Another source, an official from the northwestern border province of North Pyongan, told RFA on the same day that a similar case occurred there.

"A low-level party secretary from the convenience management office in Chongju secretly handed over seven confidential documents to an ordinary worker in the office in return for special favors, and the information got out," said the second source, who requested anonymity to speak freely.

"The secretary took responsibility and has been dismissed. The public security department investigated the leak," the second source said.

Leaked secrets have been a chronic problem over the past year, according to the second source.

"There have been dozens of cases in which important documents are lost or leaked because officials do not properly manage them. In this case, the 'party project guidelines' document got lost, and law enforcement has started an investigation to find where it went, but its whereabouts are still not known," said the second source.

"The Central Committee has tried to improve education for the officials because leaks like this keep happening. Now the officials are nervous because the committee is threatening more severe punishments and dismissals for those found responsible for secrets getting out," the second source said.

A third source, an official in the central northern border province of Ryanggang, told RFA April 1 that authorities investigated each government agency there also.

"They found that some confidential documents were lost or leaked because agencies were not properly handling them according to regulations. The Central Committee issued strict directives to try to prevent this from happening again," said the second source, who requested anonymity on fear of reprisal.

"A few agencies, including the Taebong Mine and Wood Processing and Export Office No. 121, did not keep proper records of the documents, so they are unsure when they were lost. The authorities who were authorized to handle these documents delegated the task to others, which is how the information was leaked," the third source said.

This year dozens of documents like lecture and educational materials were lost because the officials did not collect them on time, according to the third source.

"There will be no way for the officials who are responsible for the missing documents to avoid punishment."

In North Korea, being fired from a government job is not merely a professional setback. After falling out of the party's grace, former government officials and their families can be banished to rural areas of the country or even worse, sent to the country's brutal prison camps for their crimes. RFA was unable to confirm the degree of punishment for any of the dismissed officials.
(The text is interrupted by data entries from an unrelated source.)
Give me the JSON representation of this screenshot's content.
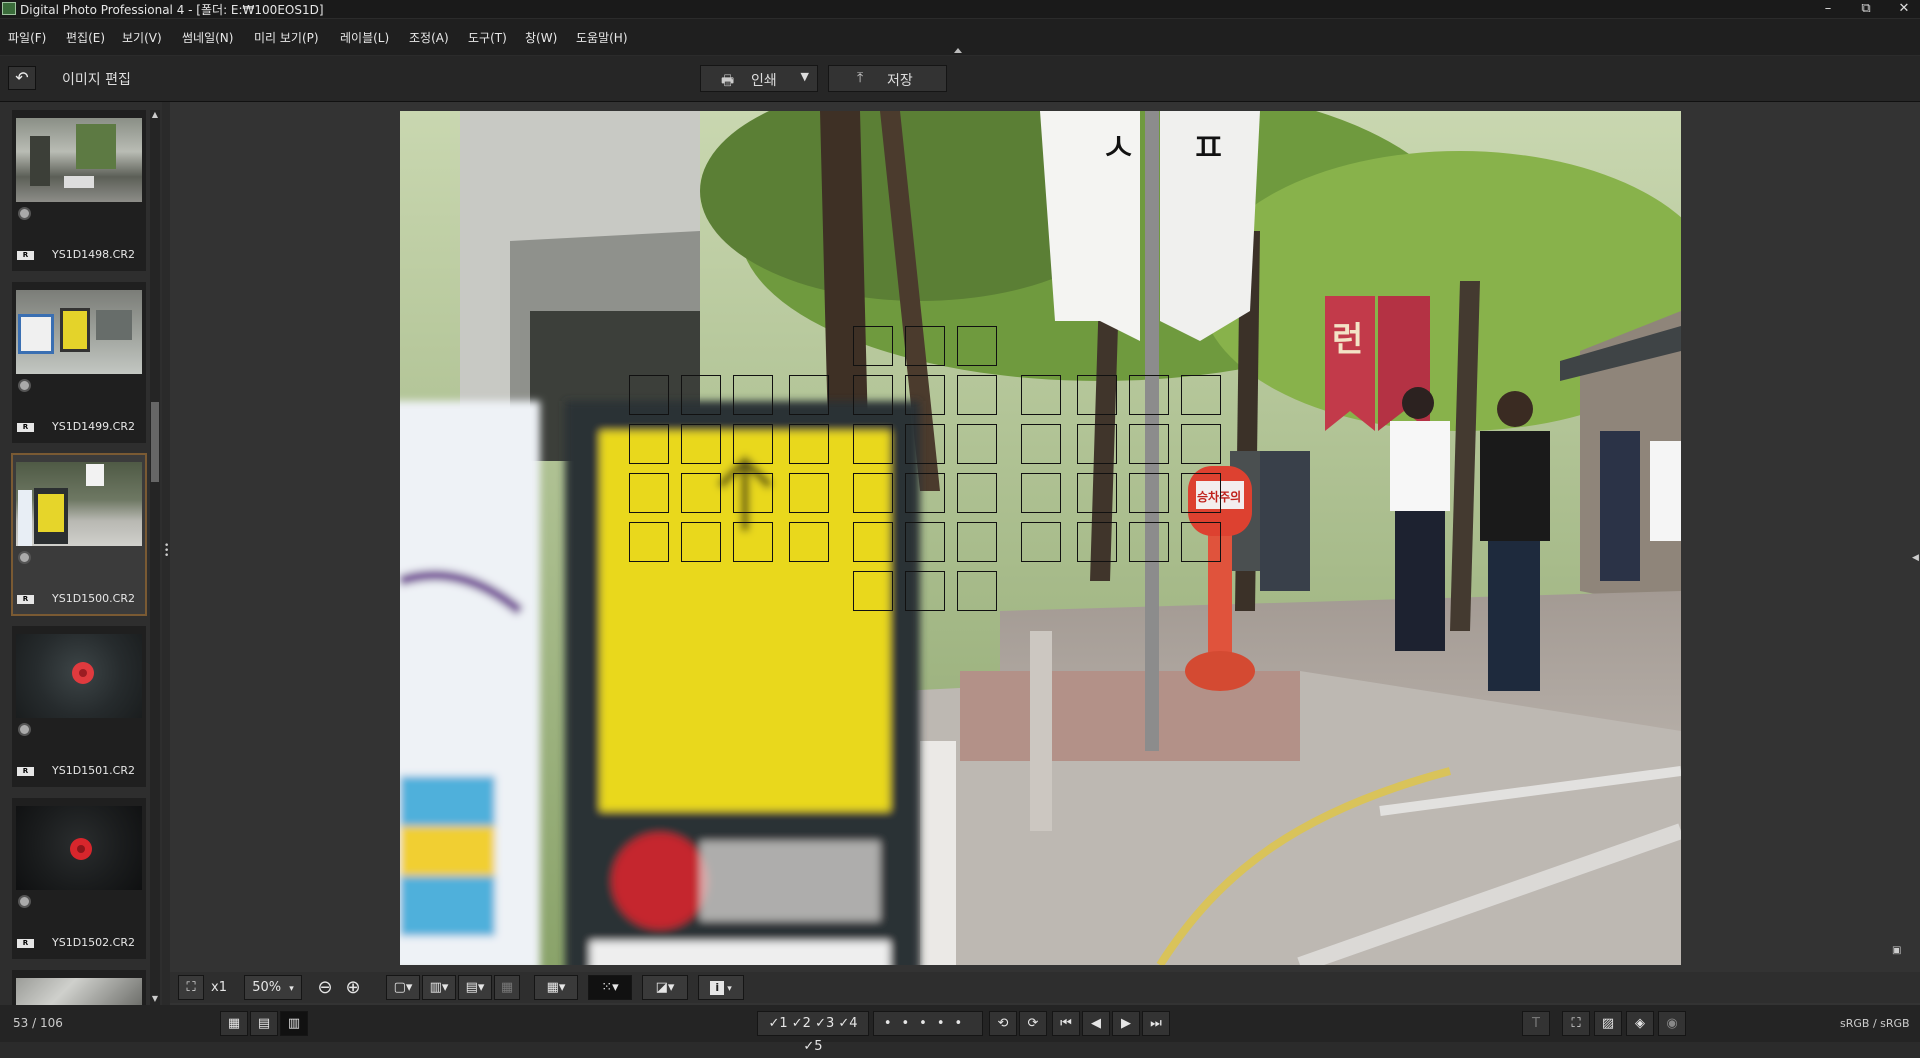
{
  "window": {
    "title": "Digital Photo Professional 4 - [폴더: E:₩100EOS1D]",
    "minimize": "–",
    "maximize": "⧉",
    "close": "✕"
  },
  "menu": [
    "파일(F)",
    "편집(E)",
    "보기(V)",
    "썸네일(N)",
    "미리 보기(P)",
    "레이블(L)",
    "조정(A)",
    "도구(T)",
    "창(W)",
    "도움말(H)"
  ],
  "toolbar": {
    "back_icon": "↶",
    "title": "이미지 편집",
    "print_label": "인쇄",
    "print_dropdown": "▼",
    "save_label": "저장"
  },
  "thumbnails": [
    {
      "filename": "YS1D1498.CR2",
      "raw_badge": "R"
    },
    {
      "filename": "YS1D1499.CR2",
      "raw_badge": "R"
    },
    {
      "filename": "YS1D1500.CR2",
      "raw_badge": "R",
      "selected": true
    },
    {
      "filename": "YS1D1501.CR2",
      "raw_badge": "R"
    },
    {
      "filename": "YS1D1502.CR2",
      "raw_badge": "R"
    }
  ],
  "photo_signs": {
    "pole_sign_text": "승차주의",
    "red_banner_text": "런"
  },
  "viewer_controls": {
    "fit": "⛶",
    "x1": "x1",
    "zoom": "50%",
    "zoom_dropdown": "▾",
    "zoom_out": "⊖",
    "zoom_in": "⊕",
    "info": "i"
  },
  "status": {
    "counter": "53 / 106",
    "color_space": "sRGB / sRGB",
    "rating_labels": [
      "✓1",
      "✓2",
      "✓3",
      "✓4",
      "✓5"
    ],
    "dots": [
      "•",
      "•",
      "•",
      "•",
      "•"
    ],
    "nav": [
      "⏮",
      "◀",
      "▶",
      "⏭"
    ]
  },
  "colors": {
    "selection_border": "#7a5a33",
    "sign_yellow": "#e9d81f",
    "banner_red": "#c23a4a"
  }
}
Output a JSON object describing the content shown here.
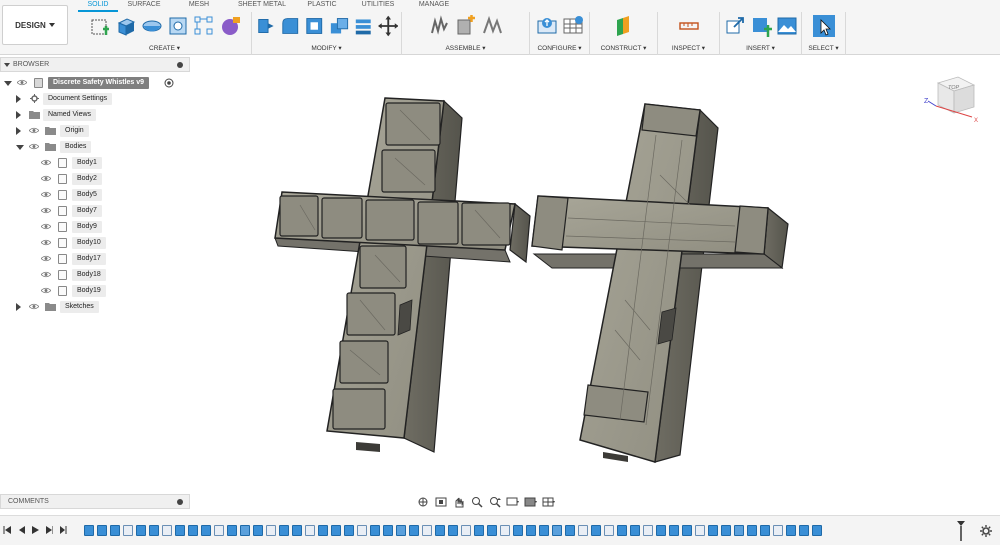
{
  "workspace": {
    "label": "DESIGN"
  },
  "tabs": [
    "SOLID",
    "SURFACE",
    "MESH",
    "SHEET METAL",
    "PLASTIC",
    "UTILITIES",
    "MANAGE"
  ],
  "active_tab": "SOLID",
  "groups": [
    {
      "label": "CREATE",
      "icons": [
        "new-sketch-icon",
        "extrude-icon",
        "revolve-surface-icon",
        "hole-icon",
        "pattern-icon",
        "form-icon"
      ]
    },
    {
      "label": "MODIFY",
      "icons": [
        "press-pull-icon",
        "fillet-icon",
        "shell-icon",
        "combine-icon",
        "stack-icon",
        "move-icon"
      ]
    },
    {
      "label": "ASSEMBLE",
      "icons": [
        "new-component-icon",
        "joint-icon",
        "as-built-joint-icon"
      ]
    },
    {
      "label": "CONFIGURE",
      "icons": [
        "configure-icon",
        "table-icon"
      ]
    },
    {
      "label": "CONSTRUCT",
      "icons": [
        "plane-icon"
      ]
    },
    {
      "label": "INSPECT",
      "icons": [
        "measure-icon"
      ]
    },
    {
      "label": "INSERT",
      "icons": [
        "insert-link-icon",
        "insert-plus-icon",
        "insert-image-icon"
      ]
    },
    {
      "label": "SELECT",
      "icons": [
        "select-arrow-icon"
      ]
    }
  ],
  "browser": {
    "title": "BROWSER",
    "root": "Discrete Safety Whistles v9",
    "items": [
      {
        "label": "Document Settings",
        "kind": "settings",
        "level": 1
      },
      {
        "label": "Named Views",
        "kind": "folder",
        "level": 1
      },
      {
        "label": "Origin",
        "kind": "folder",
        "level": 1
      },
      {
        "label": "Bodies",
        "kind": "folder",
        "level": 1,
        "expanded": true
      }
    ],
    "bodies": [
      "Body1",
      "Body2",
      "Body5",
      "Body7",
      "Body9",
      "Body10",
      "Body17",
      "Body18",
      "Body19"
    ],
    "sketches_label": "Sketches"
  },
  "comments": {
    "title": "COMMENTS"
  },
  "viewcube": {
    "face_label": "TOP",
    "axis_z": "Z",
    "axis_x": "X"
  },
  "colors": {
    "accent": "#0696d7",
    "model_body": "#9b998c",
    "model_edge": "#2a2a2a",
    "toolbar_bg": "#f5f5f5"
  },
  "timeline": {
    "count": 57,
    "kinds": [
      "extrude",
      "extrude",
      "extrude",
      "sketch",
      "extrude",
      "extrude",
      "sketch",
      "extrude",
      "extrude",
      "extrude",
      "sketch",
      "extrude",
      "combine",
      "extrude",
      "sketch",
      "extrude",
      "extrude",
      "sketch",
      "extrude",
      "extrude",
      "extrude",
      "sketch",
      "extrude",
      "extrude",
      "combine",
      "extrude",
      "sketch",
      "extrude",
      "extrude",
      "sketch",
      "extrude",
      "extrude",
      "sketch",
      "extrude",
      "extrude",
      "extrude",
      "combine",
      "extrude",
      "sketch",
      "extrude",
      "sketch",
      "extrude",
      "extrude",
      "sketch",
      "extrude",
      "extrude",
      "extrude",
      "sketch",
      "extrude",
      "extrude",
      "combine",
      "extrude",
      "extrude",
      "sketch",
      "extrude",
      "extrude",
      "extrude"
    ]
  }
}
RFA reported in 2015 that North Korean authorities sent an army officer to a prison camp after he helped leak information about living conditions in the country to the outside world. In 2019 and 2020, authorities began targeting leaks by cracking down on illegal Chinese cellular phones to prevent secret information about Kim Jong Un's security from getting out.

Reported by Myungchul Lee for RFA's Korean Service. Translated by Leejin Jun. Written in English by Eugene Whong.